In general, I haven’t really had issues with accessing cinemas when it comes to the buildings themselves. Getting in and out of the buildings is something I usually do with ease although they sometimes require two or more lifts to get up to the screen rooms. It would be something I’d sadly expect to happen at some point, but so far, I have never been sent away due to lifts being out of service. I have a feeling that’s just luck! Knock on wood that doesn’t happen.

Because I’m familiar with the cinemas in my area, I usually buy my ticket upon arrival directly at the counter. I would definitely advise purchasing them online when going to a new cinema, that way it’s easy to see where the designated wheelchair spaces are.
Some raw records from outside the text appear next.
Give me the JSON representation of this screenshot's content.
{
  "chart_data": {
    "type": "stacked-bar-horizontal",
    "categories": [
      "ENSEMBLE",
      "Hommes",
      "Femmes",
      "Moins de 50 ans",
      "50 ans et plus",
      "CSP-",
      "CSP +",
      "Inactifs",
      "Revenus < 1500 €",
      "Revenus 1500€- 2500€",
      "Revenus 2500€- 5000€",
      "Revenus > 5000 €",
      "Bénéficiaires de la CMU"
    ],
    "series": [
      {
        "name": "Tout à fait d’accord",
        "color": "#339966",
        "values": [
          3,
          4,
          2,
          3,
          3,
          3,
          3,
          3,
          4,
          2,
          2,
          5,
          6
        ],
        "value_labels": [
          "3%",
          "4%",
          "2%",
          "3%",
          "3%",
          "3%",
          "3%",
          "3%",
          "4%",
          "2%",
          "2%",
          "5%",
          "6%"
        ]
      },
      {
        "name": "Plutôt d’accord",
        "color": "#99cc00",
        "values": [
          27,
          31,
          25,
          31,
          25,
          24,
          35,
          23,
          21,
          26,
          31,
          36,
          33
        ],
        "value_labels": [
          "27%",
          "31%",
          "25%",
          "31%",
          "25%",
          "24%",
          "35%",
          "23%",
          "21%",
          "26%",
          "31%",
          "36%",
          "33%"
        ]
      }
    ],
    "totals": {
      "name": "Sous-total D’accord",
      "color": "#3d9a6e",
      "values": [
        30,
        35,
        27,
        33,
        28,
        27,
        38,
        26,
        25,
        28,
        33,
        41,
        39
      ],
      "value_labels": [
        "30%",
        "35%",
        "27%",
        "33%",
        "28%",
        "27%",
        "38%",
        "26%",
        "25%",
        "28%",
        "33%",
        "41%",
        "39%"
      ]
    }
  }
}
Currently, I regularly go to Odeon Cinemas or Vue Cinema Printworks and I’d say to me they are similar where accessibility is concerned. I do prefer the Odeon though.

My main issue with accessibility in the cinemas I go to is the movie viewing experience. The designated wheelchair spaces are always in the very front of the room which makes for a viewing experience that is neither pleasurable nor ideal.

It’s like zooming in on a picture so much that you can no longer make out the elements that caught your eyes in the first place. The images become difficult to read and the subjects seemingly distorted. Having to be situated in the very front of the room means having to tilt your head upwards for about two hours straight. Needless to say, that makes for a rather uncomfortable viewing experience.

The designated wheelchair space being where it is situated easily becomes the cause of a stiff painful neck by the end of the movie. They also do not add many seats next to the wheelchair space so if one is with a large group of people, they are then forced to separate from the rest of their company. If you were to ask me, I’d say that’s absurd!

Sometimes, I wonder how much thought companies put into guaranteeing places are accessible. It appears as though they add accessible features just so they can tick a box to be categorised as such. I can’t help but wonder if the area was sat in and tested before being designated for wheelchair users. Were disabled people consulted in this matter…?
I’m inclined to believe we were not consulted and even if we were, it would take a lot of effort for the cinemas to change their overall layout and structure. Perhaps, it would be money, time, and remodelling. Perhaps, they are not ready to do that.

I’m not trying to complain unnecessarily, but this is something that has been on my mind for a while. What I have been doing for some time now is climbing up a few stairs to get up to a better position. With the help of the side rails and a familiar hand, I normally walk up and leave my wheelchair empty in the designated area. It’s not always ideal and can be sometimes awkward, but I do it because I am able to and if I paid for tickets, well, I want my money’s worth. Also, although they don’t complain, I do wish that whoever is in my company can also get a good view of the movie they’re excited about. It’s hard to do that from up close.

Rachy Lewis at cinema
Rachy Lewis at cinema

It shouldn’t be a necessity for me to either leave my wheelchair or settle for a sore neck and a bad view. I’m also very aware there are wheelchair users who would be unable to leave their chairs to climb steps. Plus, having to do that does defeat the purpose of disabled access.

The truth is that able-bodied individuals also avoid seats that are too close to the screens because it’s difficult to see. Why then should people with disabilities settle for that?

I know there are cinemas with wheelchair spaces in the back for a better view of the screen, but I have yet to find any near my area. I strongly believe wheelchair spaces in the back should be the standard and not the exception. At the very least there should be more seating options for people with disabilities so we can choose for ourselves where we’d like to be.

Accessibility has improved a lot in the past few years and that is something to be grateful for. I am grateful indeed. I still think though that it is important that we continue to point out issues that cannot and shouldn’t be ignored.

For a long time, things have had to be adapted in order for people with disabilities to not be left out. Now, I think it’s time we go beyond adaptation as a society and acknowledge the needs of everybody from the very start.